The digging remained secret un­til Israel discovered a 2km under­ground route stretching from Gaza to Israel late in 2014. It claimed Ha­mas planned to use the tunnels to mount attacks against the Jewish state and its civilians.
Hamas declined to confirm or deny the accusation and it was not until three tunnels collapsed in late January and early February that Hamas Deputy Chief Ismail Haniyeh confirmed publicly for the first time that Hamas’s armed wing was using tunnels under Gaza to test rockets near the enclave’s out­let on the Mediterranean.
“The tunnels played a crucial role in our victory,” Haniyeh told mourners at the funeral of the sev­en Hamas dead. “It is from these tunnels that the mujahideen car­ried out painful strikes on Israel, captured the Israeli soldier Oron Shaul and fought the Israeli occu­pation, went behind enemy lines and returned safely to their bases.
“Underground tunnels brought death to our enemy and victory and glory to our people and na­tion.”
Hamas’s political and military leaders emphasise that the tunnels are an important weapon against Israel, more effective than rockets.
Dependence on the tunnels was obvious two years ago when Gaza’s Hamas rulers were smug­gling weapons, food, medicine and medical supplies, furniture and various commodities into the area through the passageways. That helped Gazans cope with the blockade Israel imposed after Ha­mas took over the enclave from the Palestinian Authority (PA) in 2007.
Severe shortages became evi­dent when tunnels in Gaza were discovered and closed from the Is­raeli and Egyptian sides.
Since Haniyeh’s announcement, fear has gripped Gaza’s residents, who argue Israel may wage anoth­er war on Gaza in retaliation.
“Al-Qassam dug the tunnels un­der Gaza to defend the city and its population,” Haniyeh said.
He said the tunnels were a “start­ing point for the big battle for the liberation of all Palestine” — a ref­erence to attacks against Israel. He declined to elaborate but said Gaza and Hamas are “so powerful. They are stronger than ever before.”
Haniyeh said the seven Hamas militants, aged between 18 and 22 years, were neither hiding in the tunnel nor escaping from the Is­raelis. “They were setting the stage for attacking their enemy,” he said. “They were preparing for any up­coming battle with Israel.”
He declined to provide specifics but said Hamas was testing rock­ets, firing into the sea.

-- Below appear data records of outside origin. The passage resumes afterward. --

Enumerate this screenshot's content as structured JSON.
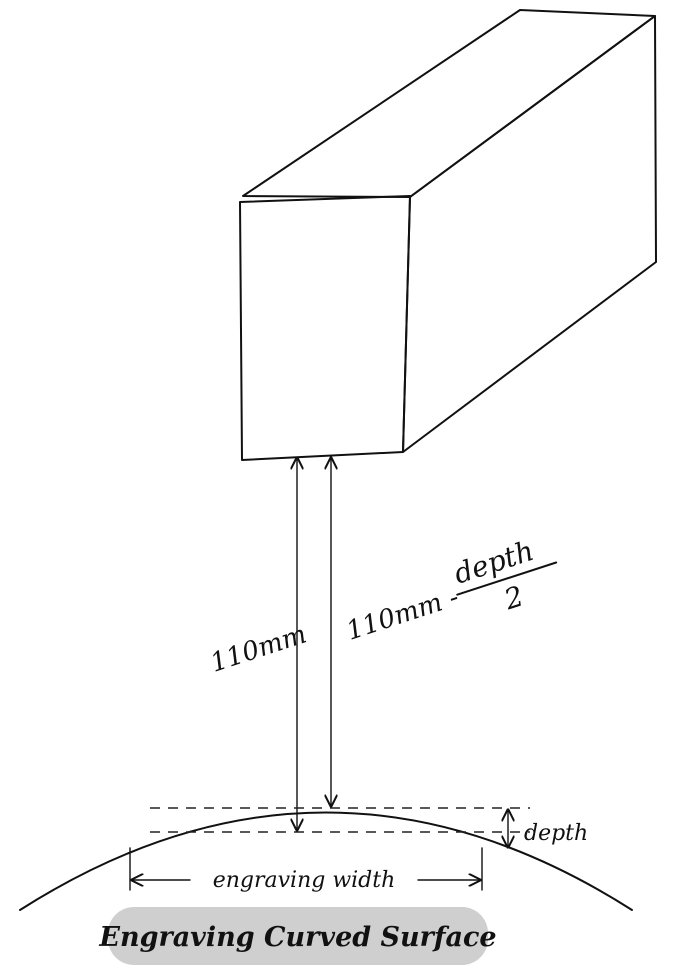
{
  "labels": {
    "left_distance": "110mm",
    "right_distance_prefix": "110mm -",
    "right_distance_numerator": "depth",
    "right_distance_denominator": "2",
    "depth": "depth",
    "width": "engraving width",
    "caption": "Engraving Curved Surface"
  },
  "colors": {
    "block_fill": "#d2d2d2",
    "banner_fill": "#cfcfcf",
    "ink": "#111111"
  }
}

Other Ha­mas officials said the tunnels were used partly to smuggle militants into Israel to carry out suicide at­tacks.
The latest casualties bring to more than 40 the number of Ha­mas activists who have died in the tunnels, according to Hamas offi­cials.

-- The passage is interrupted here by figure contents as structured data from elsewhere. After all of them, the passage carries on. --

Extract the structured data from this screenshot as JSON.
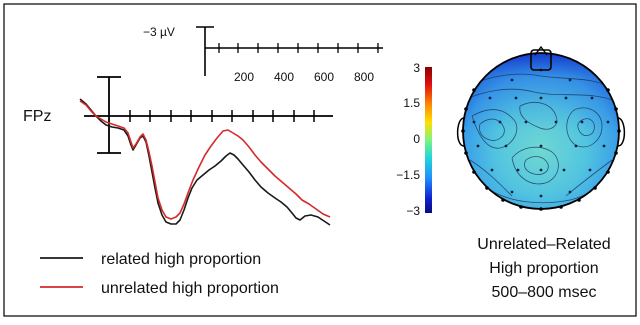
{
  "scale_bar": {
    "amplitude_label": "−3 µV",
    "time_ticks": [
      "200",
      "400",
      "600",
      "800"
    ]
  },
  "electrode": {
    "label": "FPz"
  },
  "legend": [
    {
      "label": "related high proportion",
      "color": "#1a1a1a"
    },
    {
      "label": "unrelated high proportion",
      "color": "#d62a2a"
    }
  ],
  "colorbar": {
    "ticks": [
      "3",
      "1.5",
      "0",
      "−1.5",
      "−3"
    ]
  },
  "topo_caption": {
    "line1": "Unrelated–Related",
    "line2": "High proportion",
    "line3": "500–800 msec"
  },
  "colors": {
    "related": "#1a1a1a",
    "unrelated": "#d62a2a"
  }
}
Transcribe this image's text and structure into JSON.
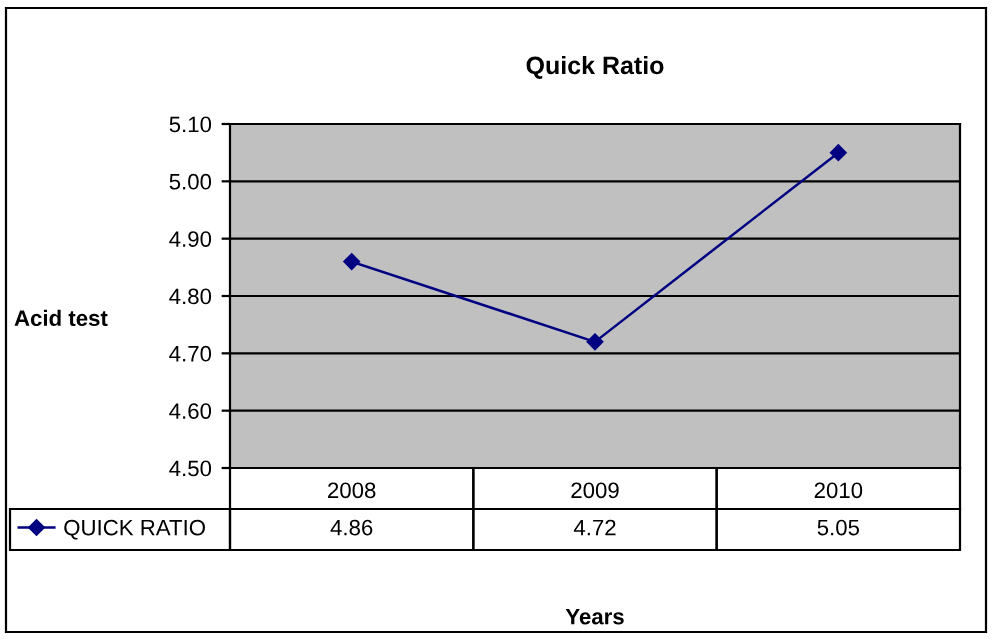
{
  "chart_data": {
    "type": "line",
    "title": "Quick Ratio",
    "xlabel": "Years",
    "ylabel": "Acid test",
    "categories": [
      "2008",
      "2009",
      "2010"
    ],
    "series": [
      {
        "name": "QUICK RATIO",
        "color": "#000080",
        "values": [
          4.86,
          4.72,
          5.05
        ]
      }
    ],
    "ylim": [
      4.5,
      5.1
    ],
    "yticks": [
      {
        "value": 4.5,
        "label": "4.50"
      },
      {
        "value": 4.6,
        "label": "4.60"
      },
      {
        "value": 4.7,
        "label": "4.70"
      },
      {
        "value": 4.8,
        "label": "4.80"
      },
      {
        "value": 4.9,
        "label": "4.90"
      },
      {
        "value": 5.0,
        "label": "5.00"
      },
      {
        "value": 5.1,
        "label": "5.10"
      }
    ],
    "grid": "y",
    "legend": "bottom left",
    "marker": "diamond",
    "line_style": "solid",
    "data_labels": true
  }
}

Talal Oukal, a Gaza-based po­litical analyst, said Hamas, which won 74 seats in the 132-seat Pales­tinian Legislative Council (PLC) in 2006, is still “acting as a group, not a responsible government”. A split with the PA has shattered Palestin­ian unity.
Oukal blamed Hamas for Gaza’s worsening conditions. One-third of Gaza residents live in absolute poverty and unemployment in the enclave is 42%.

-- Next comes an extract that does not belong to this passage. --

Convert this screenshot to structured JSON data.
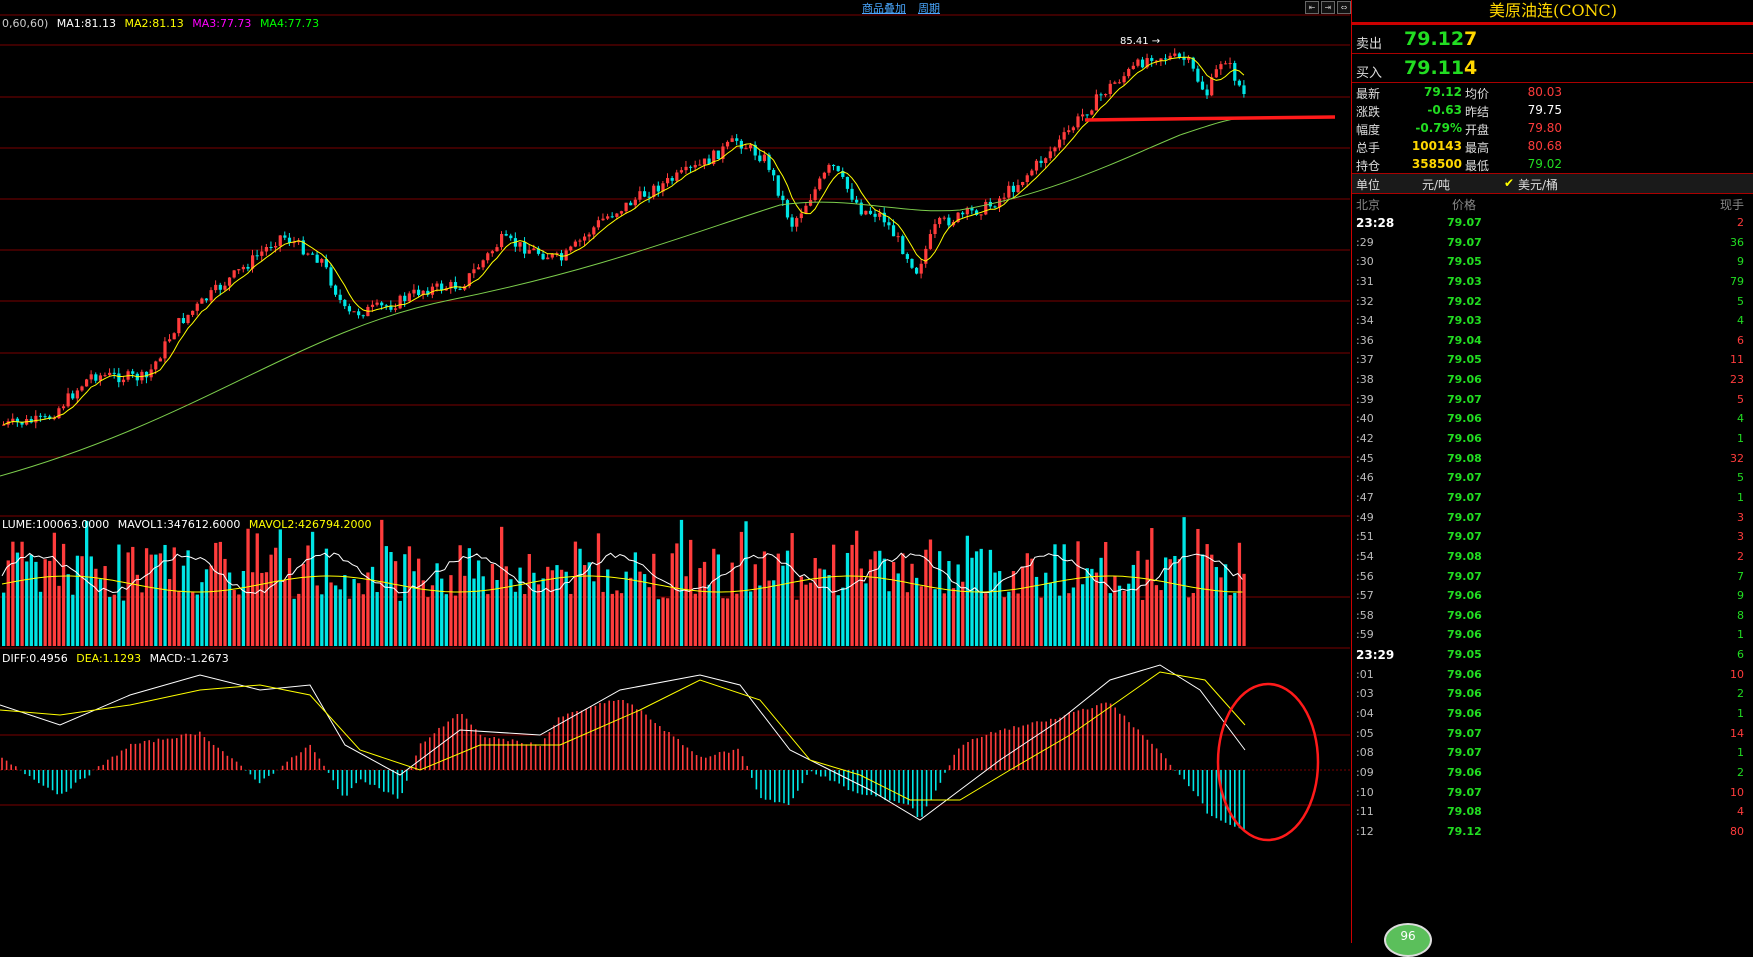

The Israeli siege, which bans trade with Gaza, has caused severe shortages of basic commodities, banned the travel of its residents, virtually turning the seaside city into a large jail.
Mushir al-Masri, a lawmaker and a senior Hamas leader in Gaza, said that, despite the hardships in the past ten years, Hamas remained “very powerful”.
Faisal Abu Shahla, a Gaza law­maker affiliated with Hamas’s rival Fatah faction of the PA, said, al­though Hamas formed a Palestin­ian government after winning the elections, “it insisted on using the gun to resolve its dispute with us and eventually seized control of Gaza”.
“I hope it will change its man­ners and return to dialogue to form a broader unity government to prepare for presidential and legis­lative elections,” he said.